Pointant du doigt une enquête de la Commission Nationale Consultative des droits de l’Homme datant de 2006 qui recense quelques 20 000 familles polygames en France (soit 200 000 personnes qui seraient concernées) la député martèle qu’« Il est temps de mettre fin à une pratique qui n’est ni plus ni moins qu’une violence faite aux femmes, et qui n’a pas sa place dans notre pays ».

Vers une interdiction du cumul des mariages religieux, comment contrôler ?

En France, la polygamie est déjà sanctionnée, mais selon Chantal Brunel, ce dispositif est incomplet car il ne concerne que les mariages contractés civilement, et la député souhaite élargir cette interdiction aux mariages religieux notamment musulmans : « De nombreux polygames se marient religieusement à plusieurs femmes et n’en déclarent qu’une comme épouse officielle, les autres pouvant toucher l’allocation de parent isolé. » explique t-elle. C’est pourquoi, elle demande à ce qu’ « Aucun imam autoproclamé ne doit pouvoir célébrer de mariage religieux sans avoir vérifié l’existence d’un mariage civil ». Précisant n’avoir aucun grief contre la communauté musulmane. » rapporte l’Express.

Il y a quand même de quoi d’interroger sur la manière dont l’État laïque français va contrôler les mariages religieux puisque aucun papier officiel n’est donné lors de la célébration d’un nikah (mariage musulman). Par ailleurs, contrairement à ce que l’on pourrait penser l’imam n’est pas indispensable pour célébrer un nikah, n’importe quel musulman peut le faire :

il n’est pas obligatoire que ce soit un imam qui fasse le « nikâh » / « fâtiha ». Il est vrai qu’il est arrivé que ce soit le Prophète qui a marié des personnes, comme dans le récit de la femme venue se proposer en mariage (rapporté par al-Bukhârî), comme dans un autre récit (rapporté par Abû Dâoûd, n° 1857, 1858). Cependant, les Compagnons n’ont pas systématiquement eu recours au Prophète pour célébrer leur mariage, comme le montre le mariage de ‘Abd ur-Rahmân ibn ‘Awf (rapporté par al-Bukhârî). De plus, le Prophète n’a pas célébré des mariages en tant que imam de la mosquée mais en tant que dirigeant sur le plan administratif (« sultân« )… il est faux de croire que le « nikâh » / « fâtiha » n’est pas valable ou est de moindre valeur s’il n’a pas été fait par un imam. Il ne faudrait pas oublier qu’il n’y a pas de clergé en islam, et que n’importe quel musulman peut faire un « nikâh » / « fâtiha » (avec l’accord du responsable (walî) de la femme bien entendu).

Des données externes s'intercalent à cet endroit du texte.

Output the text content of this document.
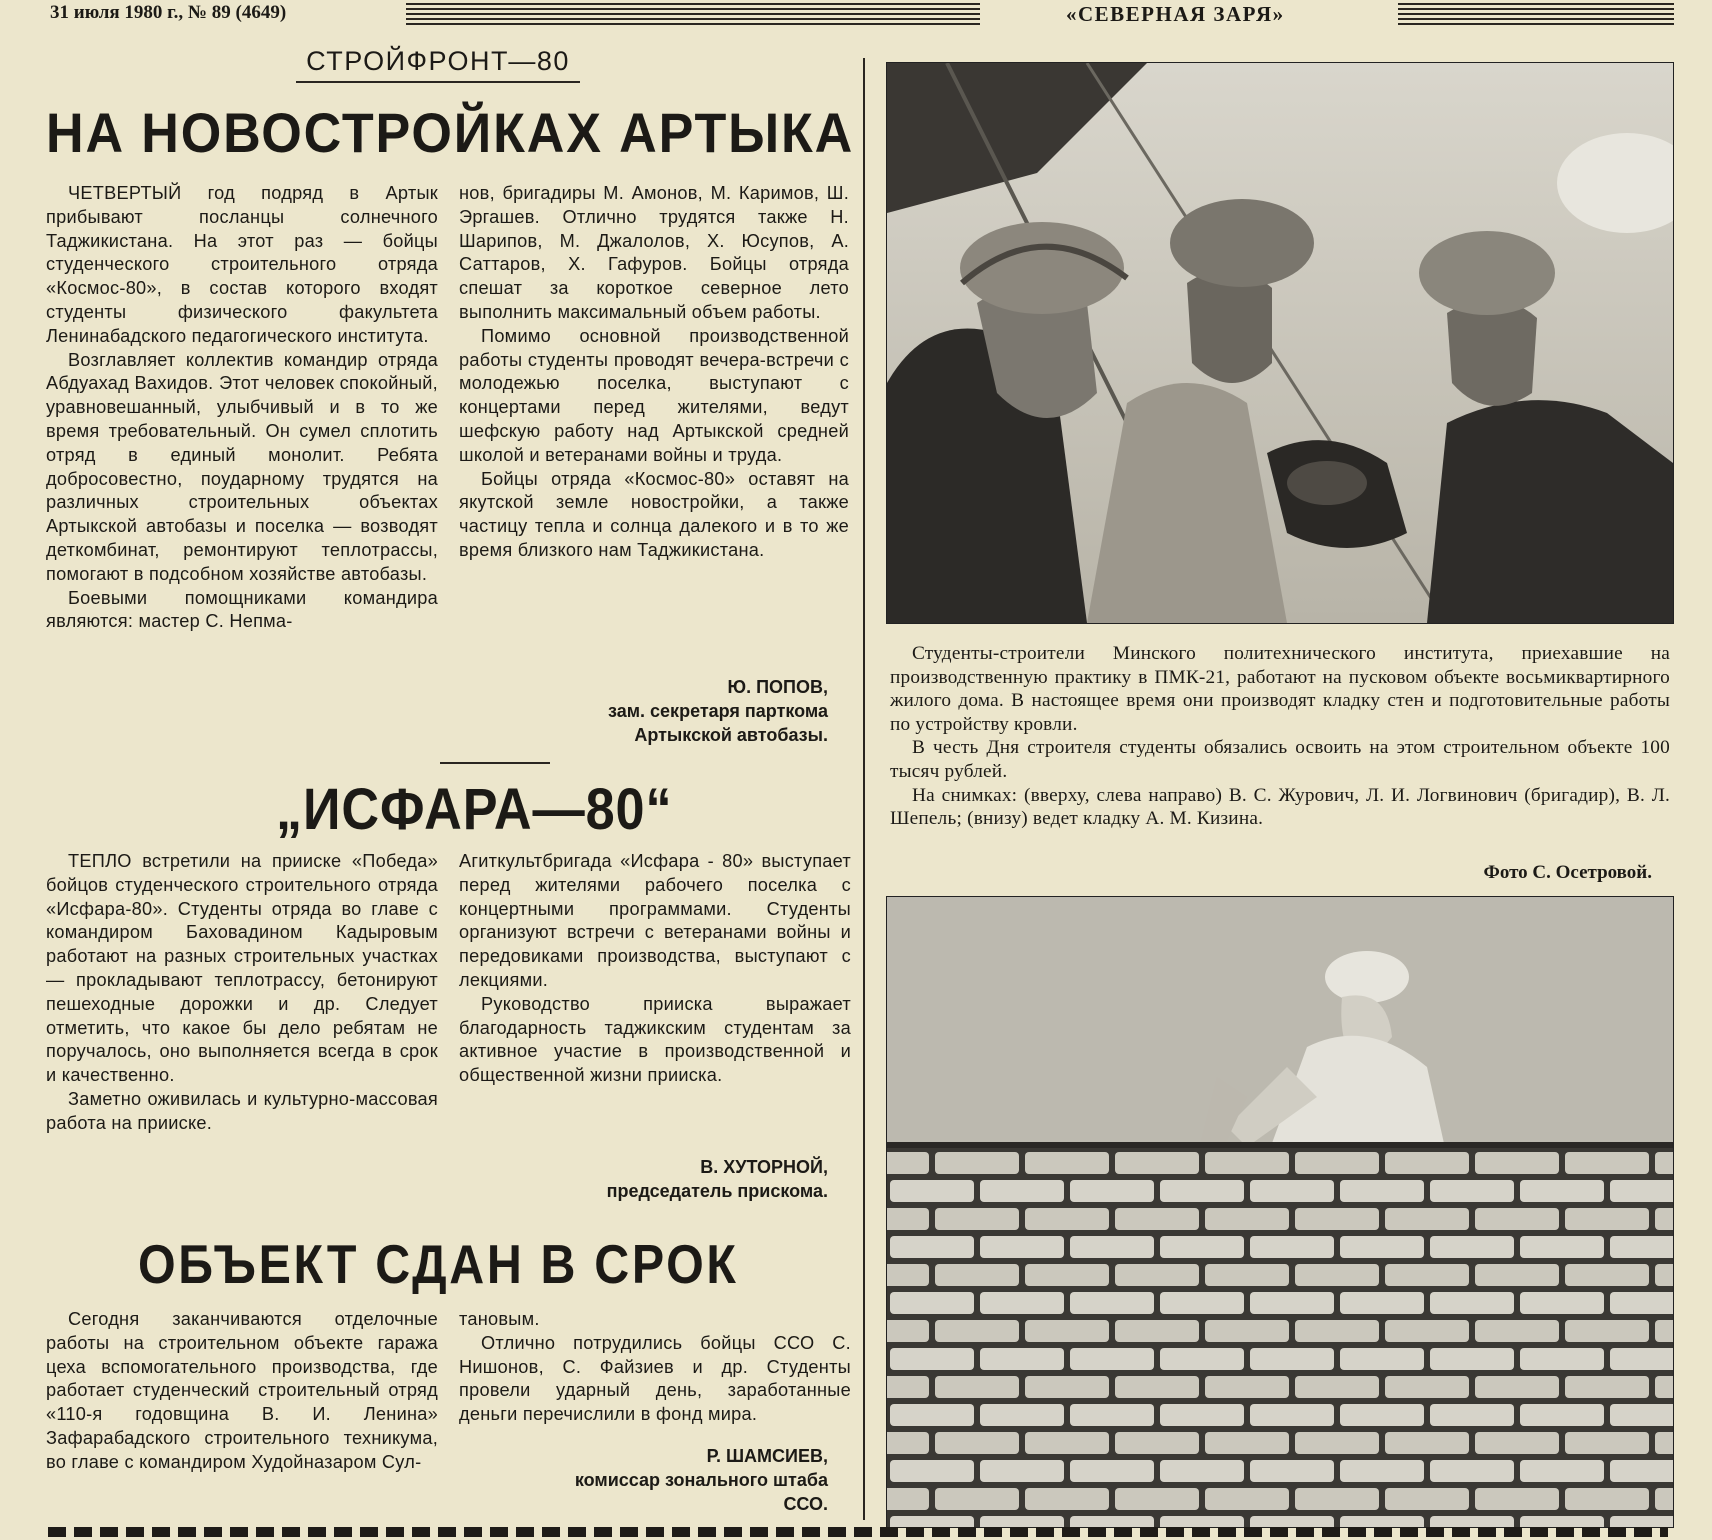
31 июля 1980 г., № 89 (4649)	«СЕВЕРНАЯ ЗАРЯ»
СТРОЙФРОНТ—80
НА НОВОСТРОЙКАХ АРТЫКА

ЧЕТВЕРТЫЙ год подряд в Артык прибывают посланцы солнечного Таджикистана. На этот раз — бойцы студенческого строительного отряда «Космос-80», в состав которого входят студенты физического факультета Ленинабадского педагогического института.

Возглавляет коллектив командир отряда Абдуахад Вахидов. Этот человек спокойный, уравновешанный, улыбчивый и в то же время требовательный. Он сумел сплотить отряд в единый монолит. Ребята добросовестно, поударному трудятся на различных строительных объектах Артыкской автобазы и поселка — возводят деткомбинат, ремонтируют теплотрассы, помогают в подсобном хозяйстве автобазы.

Боевыми помощниками командира являются: мастер С. Непма-

нов, бригадиры М. Амонов, М. Каримов, Ш. Эргашев. Отлично трудятся также Н. Шарипов, М. Джалолов, Х. Юсупов, А. Саттаров, Х. Гафуров. Бойцы отряда спешат за короткое северное лето выполнить максимальный объем работы.

Помимо основной производственной работы студенты проводят вечера-встречи с молодежью поселка, выступают с концертами перед жителями, ведут шефскую работу над Артыкской средней школой и ветеранами войны и труда.

Бойцы отряда «Космос-80» оставят на якутской земле новостройки, а также частицу тепла и солнца далекого и в то же время близкого нам Таджикистана.

Ю. ПОПОВ,
зам. секретаря парткома
Артыкской автобазы.
„ИСФАРА—80“

ТЕПЛО встретили на прииске «Победа» бойцов студенческого строительного отряда «Исфара-80». Студенты отряда во главе с командиром Баховадином Кадыровым работают на разных строительных участках — прокладывают теплотрассу, бетонируют пешеходные дорожки и др. Следует отметить, что какое бы дело ребятам не поручалось, оно выполняется всегда в срок и качественно.

Заметно оживилась и культурно-массовая работа на прииске.

Агиткультбригада «Исфара - 80» выступает перед жителями рабочего поселка с концертными программами. Студенты организуют встречи с ветеранами войны и передовиками производства, выступают с лекциями.

Руководство прииска выражает благодарность таджикским студентам за активное участие в производственной и общественной жизни прииска.

В. ХУТОРНОЙ,
председатель прискома.
ОБЪЕКТ СДАН В СРОК

Сегодня заканчиваются отделочные работы на строительном объекте гаража цеха вспомогательного производства, где работает студенческий строительный отряд «110-я годовщина В. И. Ленина» Зафарабадского строительного техникума, во главе с командиром Худойназаром Сул-

тановым.

Отлично потрудились бойцы ССО С. Нишонов, С. Файзиев и др. Студенты провели ударный день, заработанные деньги перечислили в фонд мира.

Р. ШАМСИЕВ,
комиссар зонального штаба
ССО.

Студенты-строители Минского политехнического института, приехавшие на производственную практику в ПМК-21, работают на пусковом объекте восьмиквартирного жилого дома. В настоящее время они производят кладку стен и подготовительные работы по устройству кровли.

В честь Дня строителя студенты обязались освоить на этом строительном объекте 100 тысяч рублей.

На снимках: (вверху, слева направо) В. С. Журович, Л. И. Логвинович (бригадир), В. Л. Шепель; (внизу) ведет кладку А. М. Кизина.

Фото С. Осетровой.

Voir l’intégralité du texte sur La Maison de l’islam

Cela se vérifie sur le terrain, la majorité des imams ne prennent pas le risque de célébrer des « nikah polygames » et lorsqu’ils s’agit de nikah monogames des précautions sont prises (demande du livret de famille, à minima la confirmation du rendez vous à la mairie). Si le projet de loi ne condamne pas l’adultère mais la polygamie basé sur un mariage religieux, comment la justice différenciera-t-elle un couple polygame d’un couple infidèle si ce n’est qu’en prenant en compte le texte coranique, encore une belle preuve d’hypocrisie. On donne à la laïcité le sens que l’on souhaite.

Le projet de loi prévoit de retirer le droit au polygame accusé de ce nouveau délit de toucher les allocations familiales, et leur attribution devra passer « par un tuteur extérieur afin qu’elles bénéficient à la femme et à ses enfants » ajoute t-elle. Comme indiqué sur son blog officiel, la député ne se cache pas de jouer sur les mots, dans l’optique d’ « éviter de poursuivre ceux qui ont des relations extra-conjugales » pour lesquelles sa proposition de loi n’envisage pas de sanctionner l’infidélité du mari ayant des maitresses, puisque cela relève d’une affaire privée et non d’État à son sens.

Chantal Brunel, qui est également Rapporteur Général de l’Observatoire de la parité, et qui a sorti son premier ouvrage en janvier 2010 qui s’intitule « Pour en finir avec les violences faites aux femmes », n’aura pas manqué de mentionner l’affaire Lies Hebbadj qui a selon elle « fait resurgir une réalité que je combats depuis le début de mon mandat : la polygamie »

Un combat qu’elle ne mène pas seule. En juin dernier, une proposition de loi similaire à celle de Mme Brunel, avait été déposée au Sénat par Nicolas About, député centriste des Yvelines, dans le but de « créer un délit de polygamie, d’incitation à la polygamie, avec circonstances aggravantes pour fraude aux aides sociales, et à inciter les victimes à la décohabitation, à l’insertion sociale et professionnelle et à l’assimilation à la communauté française ».

Liès Hebbadj, Paul Bocuse : l’un qualifié de polygame, et l’autre ?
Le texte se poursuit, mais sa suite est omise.